Do you know Pasternak's Doctor Živago? Did it play a role in your work? One of the aims of the book is to show the fate of the single human being into the whirlwind of history...

I am aware of that, a good number of excellent writers deal with this procedure: like Sebald, Nádas, Camus. Your comparison to Pasternak is for sure important, but to find one’s own poetry, own language – the path between the private and the historic vortex, the good proportions, and good distance, all together is a long, long way. I have to find my own poetry, a narrative for every film I create, and definitely I am not like an icon painter, who has to follow the canons in every work, every brush stroke. I more like to surprise suddenly, like a Rublëv- kind of masterpiece. It's always kind of a challenge whether I can or cannot show - via somebody's story and the grand imago - the dynamics of memory by the narrative. Let me say in a prosaic way, human beings, like myself, are lone animals, but we usually live in tribes, and these works are opportunities to get in contact with You, by story telling this is an old relationship between humans, we are between ourselves and sharing with others, living in the community, in times of truce.

What about the German Heimat project? Do you see points in common with that project? All in all, there is Germany's history shown, in Private Hungary you show Hungarian history in 15 movies, although it is homemade movies, without professional actors, as in Heimat.

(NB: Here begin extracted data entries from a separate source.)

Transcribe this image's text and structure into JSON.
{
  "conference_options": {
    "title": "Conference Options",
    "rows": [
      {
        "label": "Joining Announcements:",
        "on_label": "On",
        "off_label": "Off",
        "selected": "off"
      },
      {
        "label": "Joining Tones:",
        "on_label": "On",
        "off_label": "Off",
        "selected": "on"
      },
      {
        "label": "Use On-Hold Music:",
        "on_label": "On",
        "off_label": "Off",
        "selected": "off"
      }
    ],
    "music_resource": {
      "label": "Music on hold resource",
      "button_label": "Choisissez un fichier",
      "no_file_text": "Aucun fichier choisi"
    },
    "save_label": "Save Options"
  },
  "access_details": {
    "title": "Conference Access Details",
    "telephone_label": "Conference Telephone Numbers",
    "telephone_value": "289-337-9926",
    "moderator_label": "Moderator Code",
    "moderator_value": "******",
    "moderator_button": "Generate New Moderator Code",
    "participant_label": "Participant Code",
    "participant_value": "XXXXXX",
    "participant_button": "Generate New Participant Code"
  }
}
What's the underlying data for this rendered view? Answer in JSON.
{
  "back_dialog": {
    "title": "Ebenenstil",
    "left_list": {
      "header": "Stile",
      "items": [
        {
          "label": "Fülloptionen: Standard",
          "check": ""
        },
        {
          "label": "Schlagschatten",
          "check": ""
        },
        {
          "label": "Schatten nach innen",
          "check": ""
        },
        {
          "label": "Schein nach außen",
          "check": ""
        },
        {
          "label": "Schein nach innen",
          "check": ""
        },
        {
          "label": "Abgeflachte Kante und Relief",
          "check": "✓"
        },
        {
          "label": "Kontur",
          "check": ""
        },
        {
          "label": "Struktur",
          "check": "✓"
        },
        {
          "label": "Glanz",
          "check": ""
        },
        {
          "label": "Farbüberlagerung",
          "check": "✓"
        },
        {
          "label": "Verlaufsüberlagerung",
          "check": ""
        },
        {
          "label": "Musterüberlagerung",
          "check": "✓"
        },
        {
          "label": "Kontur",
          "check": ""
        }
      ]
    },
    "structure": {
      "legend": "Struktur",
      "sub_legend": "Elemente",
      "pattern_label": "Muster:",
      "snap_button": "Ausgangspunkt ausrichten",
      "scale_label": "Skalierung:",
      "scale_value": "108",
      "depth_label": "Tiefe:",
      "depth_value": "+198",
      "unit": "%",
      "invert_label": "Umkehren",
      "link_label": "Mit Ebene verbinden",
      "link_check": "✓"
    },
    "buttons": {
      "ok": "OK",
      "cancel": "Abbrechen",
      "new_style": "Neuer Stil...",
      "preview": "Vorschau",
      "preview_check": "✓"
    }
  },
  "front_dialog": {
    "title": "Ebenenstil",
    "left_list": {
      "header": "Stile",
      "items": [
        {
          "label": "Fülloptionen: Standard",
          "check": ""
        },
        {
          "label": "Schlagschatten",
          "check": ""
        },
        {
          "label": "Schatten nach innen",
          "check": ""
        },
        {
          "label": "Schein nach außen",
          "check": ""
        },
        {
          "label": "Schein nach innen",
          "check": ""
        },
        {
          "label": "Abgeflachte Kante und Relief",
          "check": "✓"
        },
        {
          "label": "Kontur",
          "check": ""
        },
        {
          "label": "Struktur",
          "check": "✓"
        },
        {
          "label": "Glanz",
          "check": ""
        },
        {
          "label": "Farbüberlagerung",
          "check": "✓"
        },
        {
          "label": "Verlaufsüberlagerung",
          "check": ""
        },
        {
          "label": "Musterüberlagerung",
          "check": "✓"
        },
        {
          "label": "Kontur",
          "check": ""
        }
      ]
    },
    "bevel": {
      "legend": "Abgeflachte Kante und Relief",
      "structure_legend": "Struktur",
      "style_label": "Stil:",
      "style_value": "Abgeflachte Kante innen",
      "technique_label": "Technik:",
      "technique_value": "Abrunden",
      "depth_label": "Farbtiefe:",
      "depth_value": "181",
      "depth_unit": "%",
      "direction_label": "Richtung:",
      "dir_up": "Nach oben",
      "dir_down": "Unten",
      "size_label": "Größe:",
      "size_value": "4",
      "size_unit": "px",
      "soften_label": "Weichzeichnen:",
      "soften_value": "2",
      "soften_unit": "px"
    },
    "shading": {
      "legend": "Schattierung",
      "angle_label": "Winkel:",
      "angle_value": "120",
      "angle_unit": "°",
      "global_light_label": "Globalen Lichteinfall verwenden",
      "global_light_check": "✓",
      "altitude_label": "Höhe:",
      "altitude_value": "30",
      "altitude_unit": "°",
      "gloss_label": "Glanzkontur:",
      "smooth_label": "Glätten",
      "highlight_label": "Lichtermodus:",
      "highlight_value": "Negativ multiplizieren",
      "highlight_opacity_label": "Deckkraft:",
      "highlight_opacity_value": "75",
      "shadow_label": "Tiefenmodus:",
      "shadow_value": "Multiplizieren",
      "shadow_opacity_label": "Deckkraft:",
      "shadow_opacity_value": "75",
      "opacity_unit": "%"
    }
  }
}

Well, for sure it’s a really well done piece, and in itself really unique, but let me mention the fact the director was working with a good amount of TV – film money and professional institutional background. In comparison I am a craftsman, and I always work from scratch, in a small group… this is not bad, or a handicap, but just different. David Lynch had much more money to make Mulholland Drive than Razor Head: one must see the financing/production conditions behind a nice result. It’s not like a writer or a poet working alone in a room, it’s a differentiated, collaborative / industrial / institutionalized work. Heimat, with a famous director and a big crew, had a lot of work and German money invested; I have been working in a much smaller size most of the time, working in ‘little’ on long narratives (a bit like arte povera), re-contextualizing the previous material. These are valid comparisons, as a work is measured from the results! It gets feedback from the professional community, festivals and last but not least from the reached audience: So, you ask me about Heimat, and not about a bad, commercial work of Michael Moore (called “documentary”). That makes our conversation balanced. Because I create for contemplation and for the discourses and NOT for propaganda, nor for ideology, or entertainment, or tautological education.

ROME, 29th October 2010

* The conversation was conducted by Lorenzo Marmiroli, based on a schedule of questions previously agreed and prepared by Lorenzo Marmiroli, Valentina Valentini, Giuseppina Vignola.


[1] Gabor Body promoted and produced Infermental the first international magazine on videocassette. Check: Vera Body, “L’enciclopedia elettronica” in Dialoghi, diverbi, pacificazioni ( a cura di Valentina Valentini), Sellerio, Palermo, 1990.